Monday, June 16, 2014

End-of-Chapter Questions and Oracle Certification Preparation

An Oracle exam candidate sent me the following question recently after reading my study guide for the 1Z0-117: Oracle Database 11g Release 2: SQL Tuning exam:

"One thing which I felt is that there should be mock Q&A's or Quiz to test the knowledge gained after finishing each chapter. Having these gives confidence and a practice before going for the exam."

This is a subject that I have a strong opinion about. I thought it deserved a detailed response rather than a brief email. I will state up front that my study guides will never have practice questions in them for several reasons.

The first problem with adding end-of-chapter questions is economic.  My guides present the information on exam topics in a very concise fashion.  Adding questions that adequately cover the same subjects would easily increase the size of my guides by 50-75%. In addition, creating realistic questions and answers is extremely time consuming. Adding these to my guides might well double the amount of my time required to create them. Either the price of the guides would need to increase significantly or I would need to take a reduced royalty payment (from the increased page count) while simultaneously putting in more hours to create each guide. I do not believe that most of my readers would consider the practice questions to be worth a significant price hike. I know that putting in that much more time for less return would make me considerably less interested in spending my time creating them.

The second issue is that I am not a proponent of studying for exams by answering practice questions. The goal of preparing for Oracle certification exams is to gain as much knowledge about the tested topics as possible. Focusing on learning the answers to specific questions is a terrible habit to fall into. For example, imagine a chapter in a certification preparation book that has five end-of-chapter questions. On taking the self test, someone misses four out of five. This strongly implies that they did not understand the material and should re-read the whole chapter more carefully.  However, many candidates will simply look up the sections in the chapter that dealt with the four questions they missed.

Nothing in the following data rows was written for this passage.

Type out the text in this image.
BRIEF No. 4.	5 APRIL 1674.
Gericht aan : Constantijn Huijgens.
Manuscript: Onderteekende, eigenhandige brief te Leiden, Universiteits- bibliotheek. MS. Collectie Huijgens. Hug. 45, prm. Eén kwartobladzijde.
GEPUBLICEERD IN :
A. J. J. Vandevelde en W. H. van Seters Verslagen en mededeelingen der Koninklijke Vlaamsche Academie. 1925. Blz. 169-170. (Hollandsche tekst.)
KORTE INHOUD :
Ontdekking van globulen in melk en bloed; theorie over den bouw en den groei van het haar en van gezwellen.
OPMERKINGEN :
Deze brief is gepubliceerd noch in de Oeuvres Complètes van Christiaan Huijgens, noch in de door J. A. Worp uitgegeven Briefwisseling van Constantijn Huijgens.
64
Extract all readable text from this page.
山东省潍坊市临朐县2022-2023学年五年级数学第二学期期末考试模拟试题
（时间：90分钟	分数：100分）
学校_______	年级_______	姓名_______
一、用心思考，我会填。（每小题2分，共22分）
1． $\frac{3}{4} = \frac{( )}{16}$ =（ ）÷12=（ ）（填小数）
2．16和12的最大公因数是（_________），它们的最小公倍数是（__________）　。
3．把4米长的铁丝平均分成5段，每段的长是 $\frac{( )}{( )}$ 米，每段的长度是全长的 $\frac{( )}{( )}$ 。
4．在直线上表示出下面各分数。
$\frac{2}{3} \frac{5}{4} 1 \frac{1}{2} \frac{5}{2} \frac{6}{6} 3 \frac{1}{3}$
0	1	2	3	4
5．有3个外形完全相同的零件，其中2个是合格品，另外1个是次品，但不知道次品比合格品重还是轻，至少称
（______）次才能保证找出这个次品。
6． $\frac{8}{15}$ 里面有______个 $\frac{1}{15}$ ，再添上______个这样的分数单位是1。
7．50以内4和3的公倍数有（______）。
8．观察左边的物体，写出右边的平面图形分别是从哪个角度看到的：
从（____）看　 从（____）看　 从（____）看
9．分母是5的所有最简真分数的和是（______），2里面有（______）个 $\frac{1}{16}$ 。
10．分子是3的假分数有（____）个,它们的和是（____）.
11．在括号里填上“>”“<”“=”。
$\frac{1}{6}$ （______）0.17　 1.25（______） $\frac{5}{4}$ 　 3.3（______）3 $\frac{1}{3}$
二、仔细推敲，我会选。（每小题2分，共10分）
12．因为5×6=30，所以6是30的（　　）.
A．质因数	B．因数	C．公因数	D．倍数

Once they have memorized all five answers, they will be under the impression that they are fully prepared for the real test. In reality, it is unlikely they fully understand much of the information outside what the questions covered. If the actual test questions are much different from the practice ones, they are likely to get them wrong.

Finally, the largest problem that I have is that end-of-chapter exercises cannot be close enough to the real test to provide candidates a reasonable measure of how prepared they are for the actual exam. There are several reasons for this, including the following:

  • Generally people answer the questions right after reading the material. This does not mean they will recall it days later when sitting for the exam.
  • Often (as noted above), the exam candidate will check their information in the chapter before answering.  The real test is not open book.
  • The questions are grouped together by topic (i.e. what the chapter was about). This makes answering them easier. The real exam jumps around topics randomly.
  • End of chapter questions have no time constraint.
  • There is absolutely no pressure involved. Test takers are not worried about failing, or whether they really put down the right letter on that one really hard question they answered a few minutes ago.

In my opinion, the primary benefit that practice tests provide is to help exam candidates determine if they are ready for the real test. This is the 'confidence' spoken of in the original question. For that confidence to have any basis in reality, the environment of the self test must be as close as possible to the real exam. It should have the same number of questions and the same time limit as the real test. Exam candidates should treat the practice just like the real exam and not peek in the book or use the internet to help on questions they do not know. I would even recommend taking it at the same time of day and at a terminal close to what will be in the testing center. If all of that is done, the results of a well-written practice exam may be a reasonable approximation of what candidates will get on the actual test.

What all of this adds up to is that I do not believe that end-of chapter exercises provide sufficient value to candidates to be worth the considerable effort that would go into adding them. This is not to say they have zero value. End-of-chapter questions make more sense for the Oracle Press series. The chapters in those books are considerably longer than those in my guides. It is possible -- especially late at night -- to read a complete chapter without actually absorbing the information. If you miss a majority of the practice questions and use that feedback to recognize you should re-read the chapter (perhaps the next day), then they can add value to your study process.